In the West the first noteworthy recognition of the greatness of Sri Ramakrishna and his message came from Professor Max Muller, the well-known Oriental scholar. Professor Max Muller, while introducing Sri Ramakrishna said, “If we remember that these utterances of Ramakrishana reveal to us not only his own thoughts, but the faith and hope of millions of human beings, we may indeed feel hopeful about the future of that country. The consciousness of the Divine in man is there and shared by all, even by those who seem to worship idols. This constant sense of the presence of God is indeed the common ground on which we may hope that in time not too distant, the great temple of the future will be erected, in which Hindus may join hands and hearts in worshipping the same supreme spirit…….who is not far from every one of us for in Him we live and move and have our being.” Sri Aurobindo, who started as a nationalist revolutionary, but later became the celebrated yogi of Pondicherry, wrote about Sri Ramakrishna, “Sri Ramakrishna represented a synthesis in one person of all the leaders. It follows that the movement of his age will unify and organize the more provincial and fragmentary movements of the past. Ramakrishna is the epitome of the whole. His was the superconscious life, which alone can witness to the infinitude of the current that bears us all oceanwards. He is the proof of the power behind us, and the future before us. So a great birth initiates great happenings.”
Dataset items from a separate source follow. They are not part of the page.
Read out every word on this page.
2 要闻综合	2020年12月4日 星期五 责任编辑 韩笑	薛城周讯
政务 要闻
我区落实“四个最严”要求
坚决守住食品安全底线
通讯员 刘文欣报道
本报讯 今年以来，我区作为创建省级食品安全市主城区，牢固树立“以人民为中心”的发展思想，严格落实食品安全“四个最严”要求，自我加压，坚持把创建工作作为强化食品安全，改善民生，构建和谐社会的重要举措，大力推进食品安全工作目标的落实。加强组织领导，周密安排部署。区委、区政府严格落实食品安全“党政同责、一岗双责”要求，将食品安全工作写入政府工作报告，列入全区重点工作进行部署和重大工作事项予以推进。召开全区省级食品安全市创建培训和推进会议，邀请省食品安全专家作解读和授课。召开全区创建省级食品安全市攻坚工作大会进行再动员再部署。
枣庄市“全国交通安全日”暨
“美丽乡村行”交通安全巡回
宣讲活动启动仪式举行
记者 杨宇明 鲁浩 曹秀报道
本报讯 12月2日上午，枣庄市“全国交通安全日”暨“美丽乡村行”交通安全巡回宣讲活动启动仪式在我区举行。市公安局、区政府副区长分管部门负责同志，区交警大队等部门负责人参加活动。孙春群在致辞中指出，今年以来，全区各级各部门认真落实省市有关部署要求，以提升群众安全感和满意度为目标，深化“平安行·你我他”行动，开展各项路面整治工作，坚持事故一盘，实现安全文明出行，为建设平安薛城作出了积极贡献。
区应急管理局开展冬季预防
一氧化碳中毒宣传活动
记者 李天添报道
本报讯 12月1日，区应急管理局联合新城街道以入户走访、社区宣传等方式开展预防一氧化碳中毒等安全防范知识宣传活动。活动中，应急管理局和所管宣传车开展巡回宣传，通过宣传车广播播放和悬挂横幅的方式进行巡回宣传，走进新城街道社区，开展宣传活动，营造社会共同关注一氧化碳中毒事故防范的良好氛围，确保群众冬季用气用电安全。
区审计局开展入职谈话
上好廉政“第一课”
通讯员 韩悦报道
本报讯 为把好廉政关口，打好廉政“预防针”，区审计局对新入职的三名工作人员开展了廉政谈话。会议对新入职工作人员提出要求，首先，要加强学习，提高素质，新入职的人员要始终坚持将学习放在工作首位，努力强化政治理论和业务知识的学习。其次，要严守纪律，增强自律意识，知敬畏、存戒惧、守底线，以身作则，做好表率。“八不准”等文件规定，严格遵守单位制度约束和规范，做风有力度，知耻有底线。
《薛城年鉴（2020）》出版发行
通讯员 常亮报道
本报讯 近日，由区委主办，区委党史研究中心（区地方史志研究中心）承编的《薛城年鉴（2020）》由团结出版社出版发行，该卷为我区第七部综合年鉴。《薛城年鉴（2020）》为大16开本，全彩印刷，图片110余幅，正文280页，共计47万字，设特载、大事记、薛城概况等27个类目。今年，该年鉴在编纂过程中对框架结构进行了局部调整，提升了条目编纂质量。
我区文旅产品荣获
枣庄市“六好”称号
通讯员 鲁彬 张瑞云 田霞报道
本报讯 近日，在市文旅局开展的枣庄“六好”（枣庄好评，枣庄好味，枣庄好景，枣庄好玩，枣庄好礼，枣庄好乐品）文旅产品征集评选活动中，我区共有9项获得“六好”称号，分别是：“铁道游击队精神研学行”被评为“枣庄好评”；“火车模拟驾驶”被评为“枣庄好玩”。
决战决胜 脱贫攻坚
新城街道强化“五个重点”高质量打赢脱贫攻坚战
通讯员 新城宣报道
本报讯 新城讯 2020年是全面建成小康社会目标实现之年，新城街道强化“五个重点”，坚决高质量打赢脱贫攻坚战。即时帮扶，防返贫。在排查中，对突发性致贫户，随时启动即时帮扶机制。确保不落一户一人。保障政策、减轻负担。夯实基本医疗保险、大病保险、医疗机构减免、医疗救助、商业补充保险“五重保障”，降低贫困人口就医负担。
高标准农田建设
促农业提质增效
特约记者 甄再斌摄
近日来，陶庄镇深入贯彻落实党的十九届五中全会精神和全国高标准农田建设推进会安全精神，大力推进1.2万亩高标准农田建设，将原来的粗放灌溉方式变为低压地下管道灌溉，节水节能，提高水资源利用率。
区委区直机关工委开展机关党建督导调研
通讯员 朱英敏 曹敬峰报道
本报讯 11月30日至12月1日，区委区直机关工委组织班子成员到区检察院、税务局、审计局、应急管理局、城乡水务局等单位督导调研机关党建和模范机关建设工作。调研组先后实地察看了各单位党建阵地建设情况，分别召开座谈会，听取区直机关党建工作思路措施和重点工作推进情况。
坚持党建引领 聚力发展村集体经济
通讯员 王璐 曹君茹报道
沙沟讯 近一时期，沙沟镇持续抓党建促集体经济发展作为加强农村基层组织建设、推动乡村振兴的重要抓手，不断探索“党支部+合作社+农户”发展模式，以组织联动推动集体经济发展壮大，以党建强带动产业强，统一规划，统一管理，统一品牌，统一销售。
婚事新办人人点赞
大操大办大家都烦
Romain Rolland, the French savant, felt attracted to Ramakrishna, he says, “The man whose image I here evoke was the consummation of two thousand years of the spiritual life of three hundred million people. Although he has been dead forty years, his soul animates modern India. He was no here of action like Gandhi, no genius in art of thought like Goethe or Tagore. He was a little village Brahman of Bengal, whose outer life was set in a limited frame without striking incident, outside the political and social activities of his time. But his inner life embraced the whole multiplicity of men and Gods.”

Christopher Isherwood, noted man of letters in the West, writes about Sri Ramakrishna, Tthis is the story of phenomenon. A phenomenon is often something extraordinary and mysterious. Ramakrishna was extraordinary and mysterious; most of all to those who were best fitted to understand him. A phenomenon is always a fact, an object of experience. That is how I shall try to approach Ramakrishan.”

Arnold J. Toynbee, a German philosopher writes, “Ramakrishna’s message was unique in being expressed in action……..Religion is not just a matter of study, it is something that has to be experienced and to be lived, and this is the field in which Ramakrishna manifested his uniqueness……..His religious activity, and experience were, in fact, comprehensive to a degree that had perhaps never before been attained by any other religious genius in India or elsewhere.”

Alexander Shifman, Adviser to the Tolstoy State Museum, in his book Tolstoy and Indian writes: ‘During the last decade of Tolstoy’s life Ramakrishna and his pupil Vivekananda occupied his thoughts…….’ ‘On 13 February 1903, Tolstoy read the journal Theosophischer Wegweister sent to him from Germany and in his copy underlined a number of Ramakrishna’s aphorisms. “There is much in common with my conception”- he noted in his diary’.

S. Radhakrishnan, Philosopher President of India writes, “While the saying of Sri Ramakrishna did not penetrate so mush into academic circles, thy found their way into lonely hearts who have been stranded in their pursuit of pleasure and selfish desires. Under the inspiration of this great teacher there has been a powerful revival of social compassion…..He has helped to raise from the dust the fallen standard of Hinduism, not in words merely, but in works also.”